Uribe won with the support of regional elites and with collaboration from the AUC paramilitary organization, rather than the institutional support of Liberal or Conservative parties. He came to be supported in Congress by the Conservatives and Vargas’ own party Radical Change.

In 2006, a fragmented political based was united under the Social Party of National Unity (U Party), formed by veteran Liberal and Conservative politicians who supported Uribe’s reelection. This same party led Santos to victory in 2010 and 2014.

A central aspect of today’s peace talks

Since the 19th century, Liberals and Conservatives have dominated the political landscape, and the exclusion of other significant forces in political should be seen as a central cause of the conflict in Colombia. Just recently, the FARC explicitly cited the phenomenon as such in a communique: “the most notable [cause of the conflict] is political intolerance, the persecution against those who pose alternatives to the current regime.”

And the FARC, along with their allies in Colombian Communist Party, learned this lesson the hard way.

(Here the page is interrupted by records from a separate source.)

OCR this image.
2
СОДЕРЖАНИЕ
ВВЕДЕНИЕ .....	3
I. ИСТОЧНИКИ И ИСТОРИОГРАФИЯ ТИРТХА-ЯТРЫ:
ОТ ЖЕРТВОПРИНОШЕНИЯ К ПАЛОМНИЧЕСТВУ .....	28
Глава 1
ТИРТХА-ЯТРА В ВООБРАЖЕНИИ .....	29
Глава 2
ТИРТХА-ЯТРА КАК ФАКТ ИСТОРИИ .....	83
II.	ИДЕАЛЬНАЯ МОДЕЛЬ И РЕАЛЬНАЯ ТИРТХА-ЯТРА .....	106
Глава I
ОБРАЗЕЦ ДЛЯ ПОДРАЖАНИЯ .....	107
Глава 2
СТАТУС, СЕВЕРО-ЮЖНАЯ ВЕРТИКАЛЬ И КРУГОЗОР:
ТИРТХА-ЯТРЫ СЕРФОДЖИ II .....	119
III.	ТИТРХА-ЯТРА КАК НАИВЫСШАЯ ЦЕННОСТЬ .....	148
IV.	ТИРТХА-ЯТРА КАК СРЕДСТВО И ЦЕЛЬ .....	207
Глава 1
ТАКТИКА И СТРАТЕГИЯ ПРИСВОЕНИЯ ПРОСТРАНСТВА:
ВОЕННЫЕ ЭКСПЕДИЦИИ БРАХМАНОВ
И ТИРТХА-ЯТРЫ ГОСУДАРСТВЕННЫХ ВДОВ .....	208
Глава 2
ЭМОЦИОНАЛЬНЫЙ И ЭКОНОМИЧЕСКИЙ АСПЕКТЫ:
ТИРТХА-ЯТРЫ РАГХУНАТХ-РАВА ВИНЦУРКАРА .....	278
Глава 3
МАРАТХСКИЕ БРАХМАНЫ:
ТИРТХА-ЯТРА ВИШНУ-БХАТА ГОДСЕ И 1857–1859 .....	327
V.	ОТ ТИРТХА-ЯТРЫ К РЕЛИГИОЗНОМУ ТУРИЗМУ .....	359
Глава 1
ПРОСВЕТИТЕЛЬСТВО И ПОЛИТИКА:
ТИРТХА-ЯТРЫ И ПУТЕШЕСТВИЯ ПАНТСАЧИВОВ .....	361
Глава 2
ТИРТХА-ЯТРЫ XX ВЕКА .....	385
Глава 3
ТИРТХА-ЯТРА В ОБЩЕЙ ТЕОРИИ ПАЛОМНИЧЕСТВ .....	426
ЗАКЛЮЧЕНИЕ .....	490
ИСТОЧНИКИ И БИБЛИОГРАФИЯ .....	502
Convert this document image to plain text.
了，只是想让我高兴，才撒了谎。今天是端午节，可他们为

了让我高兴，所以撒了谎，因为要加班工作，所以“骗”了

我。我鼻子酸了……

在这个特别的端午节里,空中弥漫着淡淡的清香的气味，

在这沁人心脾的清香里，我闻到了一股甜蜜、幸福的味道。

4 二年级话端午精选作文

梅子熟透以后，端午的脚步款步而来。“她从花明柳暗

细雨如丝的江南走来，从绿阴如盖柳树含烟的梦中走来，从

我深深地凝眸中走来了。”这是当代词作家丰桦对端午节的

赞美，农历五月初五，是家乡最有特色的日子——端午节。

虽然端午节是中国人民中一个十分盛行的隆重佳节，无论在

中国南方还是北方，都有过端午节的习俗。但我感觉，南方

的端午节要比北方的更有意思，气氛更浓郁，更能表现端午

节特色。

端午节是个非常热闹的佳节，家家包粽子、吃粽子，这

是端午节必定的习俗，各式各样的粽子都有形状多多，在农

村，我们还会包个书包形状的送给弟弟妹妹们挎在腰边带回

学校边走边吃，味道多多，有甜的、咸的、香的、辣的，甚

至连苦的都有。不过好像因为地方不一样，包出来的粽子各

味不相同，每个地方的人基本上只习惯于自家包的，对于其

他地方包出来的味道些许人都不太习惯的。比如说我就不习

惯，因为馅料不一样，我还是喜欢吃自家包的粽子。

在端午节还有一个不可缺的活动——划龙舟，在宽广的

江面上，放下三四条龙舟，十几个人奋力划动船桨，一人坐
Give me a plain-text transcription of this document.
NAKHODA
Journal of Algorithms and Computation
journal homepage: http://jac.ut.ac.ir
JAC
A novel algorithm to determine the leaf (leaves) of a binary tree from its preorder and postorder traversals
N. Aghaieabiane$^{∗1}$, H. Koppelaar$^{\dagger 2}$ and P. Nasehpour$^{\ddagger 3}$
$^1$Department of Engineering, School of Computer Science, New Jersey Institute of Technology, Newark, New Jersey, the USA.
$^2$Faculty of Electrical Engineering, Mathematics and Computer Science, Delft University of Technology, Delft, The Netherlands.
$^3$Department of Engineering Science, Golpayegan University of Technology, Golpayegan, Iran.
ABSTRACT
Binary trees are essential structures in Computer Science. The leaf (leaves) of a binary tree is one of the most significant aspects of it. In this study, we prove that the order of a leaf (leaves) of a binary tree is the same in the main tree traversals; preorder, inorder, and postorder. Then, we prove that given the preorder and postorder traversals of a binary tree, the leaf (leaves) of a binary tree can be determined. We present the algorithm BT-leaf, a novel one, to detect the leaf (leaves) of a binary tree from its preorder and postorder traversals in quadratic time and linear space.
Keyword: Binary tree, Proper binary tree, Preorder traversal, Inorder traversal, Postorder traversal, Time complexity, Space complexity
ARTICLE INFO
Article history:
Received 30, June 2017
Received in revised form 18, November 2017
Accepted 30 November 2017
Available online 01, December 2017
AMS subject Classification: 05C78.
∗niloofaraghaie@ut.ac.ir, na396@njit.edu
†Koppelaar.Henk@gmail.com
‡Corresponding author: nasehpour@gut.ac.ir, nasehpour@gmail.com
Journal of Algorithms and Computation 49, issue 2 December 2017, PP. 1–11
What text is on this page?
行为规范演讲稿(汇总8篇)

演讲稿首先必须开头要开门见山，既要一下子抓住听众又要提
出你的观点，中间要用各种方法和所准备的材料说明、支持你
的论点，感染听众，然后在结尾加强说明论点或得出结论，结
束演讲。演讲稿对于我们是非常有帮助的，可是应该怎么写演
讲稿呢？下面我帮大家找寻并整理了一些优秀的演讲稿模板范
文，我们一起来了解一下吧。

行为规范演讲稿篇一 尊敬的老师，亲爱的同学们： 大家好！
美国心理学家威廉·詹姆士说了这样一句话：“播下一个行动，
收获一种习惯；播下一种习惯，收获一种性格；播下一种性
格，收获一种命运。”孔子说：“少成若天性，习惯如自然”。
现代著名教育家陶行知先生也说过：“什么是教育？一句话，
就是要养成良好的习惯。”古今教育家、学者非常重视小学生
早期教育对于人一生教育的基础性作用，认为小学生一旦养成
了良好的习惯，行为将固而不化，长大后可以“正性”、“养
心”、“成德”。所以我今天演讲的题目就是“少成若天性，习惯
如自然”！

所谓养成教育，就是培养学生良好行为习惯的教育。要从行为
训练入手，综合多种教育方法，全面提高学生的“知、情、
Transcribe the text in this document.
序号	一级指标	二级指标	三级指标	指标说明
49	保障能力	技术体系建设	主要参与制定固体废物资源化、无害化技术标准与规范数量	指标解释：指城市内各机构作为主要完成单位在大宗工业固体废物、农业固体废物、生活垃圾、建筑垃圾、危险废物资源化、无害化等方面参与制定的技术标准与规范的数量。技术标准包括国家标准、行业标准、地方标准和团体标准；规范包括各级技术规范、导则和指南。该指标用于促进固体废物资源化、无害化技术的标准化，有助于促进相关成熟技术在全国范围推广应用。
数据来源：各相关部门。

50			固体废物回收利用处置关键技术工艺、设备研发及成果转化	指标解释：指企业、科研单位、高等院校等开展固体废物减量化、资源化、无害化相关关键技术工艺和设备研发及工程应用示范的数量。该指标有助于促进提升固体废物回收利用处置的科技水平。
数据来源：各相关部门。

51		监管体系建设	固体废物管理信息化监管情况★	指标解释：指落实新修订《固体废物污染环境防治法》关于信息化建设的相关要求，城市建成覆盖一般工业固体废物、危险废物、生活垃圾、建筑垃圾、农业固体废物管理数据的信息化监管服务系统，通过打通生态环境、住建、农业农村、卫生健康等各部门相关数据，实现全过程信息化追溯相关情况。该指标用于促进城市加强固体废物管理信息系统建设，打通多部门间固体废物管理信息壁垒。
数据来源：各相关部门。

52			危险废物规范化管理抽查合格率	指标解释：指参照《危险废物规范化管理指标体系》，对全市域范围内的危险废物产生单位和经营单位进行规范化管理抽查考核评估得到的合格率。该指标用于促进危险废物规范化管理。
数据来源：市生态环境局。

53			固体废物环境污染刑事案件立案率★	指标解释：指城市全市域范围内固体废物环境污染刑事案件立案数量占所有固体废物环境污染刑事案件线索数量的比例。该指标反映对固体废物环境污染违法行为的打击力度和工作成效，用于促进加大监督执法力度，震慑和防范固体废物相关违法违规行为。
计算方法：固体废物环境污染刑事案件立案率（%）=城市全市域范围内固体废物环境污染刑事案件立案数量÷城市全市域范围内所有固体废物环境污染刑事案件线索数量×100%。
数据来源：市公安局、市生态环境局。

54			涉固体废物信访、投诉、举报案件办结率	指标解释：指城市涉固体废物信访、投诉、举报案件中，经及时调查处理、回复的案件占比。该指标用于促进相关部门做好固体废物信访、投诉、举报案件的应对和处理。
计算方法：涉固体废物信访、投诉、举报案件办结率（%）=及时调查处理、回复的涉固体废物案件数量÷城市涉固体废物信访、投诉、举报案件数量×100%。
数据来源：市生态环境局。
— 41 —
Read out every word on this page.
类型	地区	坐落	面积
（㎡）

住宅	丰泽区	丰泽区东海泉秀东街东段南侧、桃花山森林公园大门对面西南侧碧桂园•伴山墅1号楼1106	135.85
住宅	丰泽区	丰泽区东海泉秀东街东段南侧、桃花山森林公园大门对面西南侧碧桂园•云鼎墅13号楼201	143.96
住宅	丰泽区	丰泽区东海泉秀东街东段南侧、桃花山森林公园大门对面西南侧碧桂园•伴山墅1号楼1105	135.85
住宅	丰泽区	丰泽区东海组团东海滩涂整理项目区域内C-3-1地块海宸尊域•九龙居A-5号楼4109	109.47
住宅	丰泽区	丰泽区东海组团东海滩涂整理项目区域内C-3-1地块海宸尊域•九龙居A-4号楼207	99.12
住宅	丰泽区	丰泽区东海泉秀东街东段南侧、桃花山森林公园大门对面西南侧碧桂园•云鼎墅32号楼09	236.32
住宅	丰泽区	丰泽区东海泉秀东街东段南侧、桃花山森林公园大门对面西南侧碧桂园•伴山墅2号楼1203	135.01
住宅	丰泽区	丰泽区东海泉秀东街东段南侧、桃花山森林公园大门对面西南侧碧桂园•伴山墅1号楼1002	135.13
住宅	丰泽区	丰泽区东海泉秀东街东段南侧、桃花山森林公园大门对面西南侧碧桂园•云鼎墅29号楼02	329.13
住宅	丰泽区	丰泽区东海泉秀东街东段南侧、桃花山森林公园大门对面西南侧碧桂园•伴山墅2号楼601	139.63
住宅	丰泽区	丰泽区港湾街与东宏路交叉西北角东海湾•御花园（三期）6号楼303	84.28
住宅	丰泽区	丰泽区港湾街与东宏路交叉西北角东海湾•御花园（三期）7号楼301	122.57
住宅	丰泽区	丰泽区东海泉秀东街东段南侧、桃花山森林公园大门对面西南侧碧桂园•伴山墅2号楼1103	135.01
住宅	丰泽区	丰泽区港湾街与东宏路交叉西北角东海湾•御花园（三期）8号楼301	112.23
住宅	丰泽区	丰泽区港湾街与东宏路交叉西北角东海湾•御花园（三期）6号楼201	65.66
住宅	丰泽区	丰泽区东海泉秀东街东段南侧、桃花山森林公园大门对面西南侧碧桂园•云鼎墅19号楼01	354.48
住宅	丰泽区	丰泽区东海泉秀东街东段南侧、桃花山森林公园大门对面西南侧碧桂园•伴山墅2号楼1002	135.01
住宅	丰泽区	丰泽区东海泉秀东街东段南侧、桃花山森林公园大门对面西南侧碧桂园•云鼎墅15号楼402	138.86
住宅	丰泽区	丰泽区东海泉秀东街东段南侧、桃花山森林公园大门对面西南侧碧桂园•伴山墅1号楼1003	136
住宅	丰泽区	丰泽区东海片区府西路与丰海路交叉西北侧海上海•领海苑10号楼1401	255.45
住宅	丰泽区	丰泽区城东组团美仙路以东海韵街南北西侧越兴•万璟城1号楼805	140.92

In the 1980s, as the group was negotiating a peace agreement with the government, they attempted to enter politics only have their party, the Patriotic Union, almost entirely physically annihilated by government and right-wing paramilitary forces.

Current peace negotiations taking place in Havana, Cuba, between the group and the government are attempting to address this exclusion, taking extreme care to create the security necessary for the FARC to leave their arms without a recurrence of the slaughter which accompanied their last attempt at peaceful politics.